La Fiscalía Provincial di Santa Cruz de Tenerife ha presentato una denuncia dopo aver i segni di un presunto crimine urbano nella costruzione del centro commerciale di El Camisón, nel comune di Arona.

Come confermato da fonti del Ministerio Público, la lettera è stata registrata il 30 marzo, quindi si attende ancora l’apertura del procedimento penale e l’inizio delle indagini.

La decisione del Ministerio Público conclude un’indagine iniziata d’ufficio lo scorso giugno 2020, dopo diversi rapporti pubblicati in vari media che avvertivano che il centro commerciale di El Camisón avrebbe violato la pianificazione comunale e la legge sulle coste, senza rispettare la licenza edilizia concessa dal Consiglio Comunale di Arona nel 2014.

Le presunte irregolarità rilevate consistevano in un aumento ingiustificato dell’altezza e della superficie del centro commerciale, situato tra le spiagge di Las Vistas e El Camisón, che è stato adattato alle condizioni stabilite nel Piano di modernizzazione, miglioramento e aumento della competitività (PMM) di Los Cristianos, anche se alla fine lo strumento urbanistico promosso dal governo delle Canarie non è stato approvato, quindi non è mai entrato in vigore.

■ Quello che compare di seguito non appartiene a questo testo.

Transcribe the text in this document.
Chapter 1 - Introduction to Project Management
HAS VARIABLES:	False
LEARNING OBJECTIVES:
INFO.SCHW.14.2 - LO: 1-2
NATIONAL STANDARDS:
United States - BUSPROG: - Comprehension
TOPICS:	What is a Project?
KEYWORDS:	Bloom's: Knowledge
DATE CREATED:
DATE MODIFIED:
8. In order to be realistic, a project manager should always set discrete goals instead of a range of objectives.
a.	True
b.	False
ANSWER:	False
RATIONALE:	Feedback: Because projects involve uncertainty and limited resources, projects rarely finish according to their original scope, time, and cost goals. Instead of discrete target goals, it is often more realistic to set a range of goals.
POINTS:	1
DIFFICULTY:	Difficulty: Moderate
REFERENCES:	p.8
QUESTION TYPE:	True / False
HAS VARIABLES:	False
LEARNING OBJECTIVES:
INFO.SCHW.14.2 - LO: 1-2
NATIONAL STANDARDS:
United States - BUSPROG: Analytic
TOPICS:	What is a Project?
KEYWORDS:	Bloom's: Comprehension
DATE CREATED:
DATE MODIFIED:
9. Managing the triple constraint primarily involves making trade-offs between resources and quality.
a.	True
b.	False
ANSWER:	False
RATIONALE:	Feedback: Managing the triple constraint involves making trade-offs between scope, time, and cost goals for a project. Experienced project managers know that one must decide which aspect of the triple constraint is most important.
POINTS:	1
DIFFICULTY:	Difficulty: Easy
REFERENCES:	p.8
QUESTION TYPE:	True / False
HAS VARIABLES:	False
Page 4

Va ricordato che la controversa costruzione del centro commerciale è stata l’origine del licenziamento del consigliere di Urbanistica Luis Garcia da parte del sindaco José Julián Mena il 22 giugno dello scorso anno.


Un presunto permissivismo dell’assessore con la società proprietaria dell’immobile ha finito per far saltare il rapporto, come riconosciuto dall’ufficio del sindaco.

Questa è stata la goccia che ha fatto traboccare il vaso e ha portato Mena a chiedere la documentazione completa del 2012 per rivedere, passo dopo passo, ognuno dei file trattati.

Il licenziamento di Luis García ha prodotto una profonda crisi nel governo municipale di Arona, che è stato spaccato in due, e ha costretto ad intervenire le direzioni insulare, regionale e federale del PSOE, che ha determinato le espulsioni dal partito di Mena e García dopo che non hanno consegnato i loro atti, anche se i tribunali hanno lasciato in sospeso la decisione dell’esecutivo federale socialista accettando le misure cautelari richieste dal sindaco aronero.